There is widespread acknowledgement among anthropologists, archaeologists, ethnobotanists, as well as researchers in related disciplines that specific foods and cuisines are linked very strongly to the formation and maintenance of cultural identity and ethnicity. Strong associations of foodways with culture are particularly characteristic of South American Andean cultures. Food and drink convey complex social and cultural meanings that can provide insights into regional interactions, social complexity, cultural hybridization, and ethnogenesis.
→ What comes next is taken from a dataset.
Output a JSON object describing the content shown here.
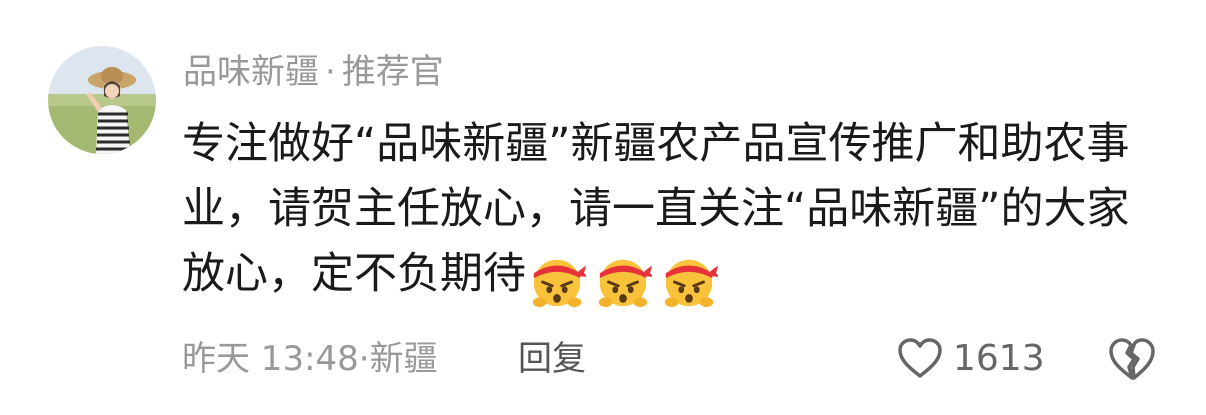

This edited volume presents novel and creative anthropological, archaeological, historical, and iconographic research on Andean food and culture from diverse temporal periods and spatial settings.
The breadth and scope of the contributions provides original insights into a diversity of topics, such as the role of food in Andean political economies, the transformation of foodways and cuisines through time, and ancient iconographic representations of plants and animals that were used as food. Thus, this volume is distinguished from most of the published literature in that specific foods, cuisines, and culinary practices are the primary subject matter through which aspects of Andean culture are interpreted.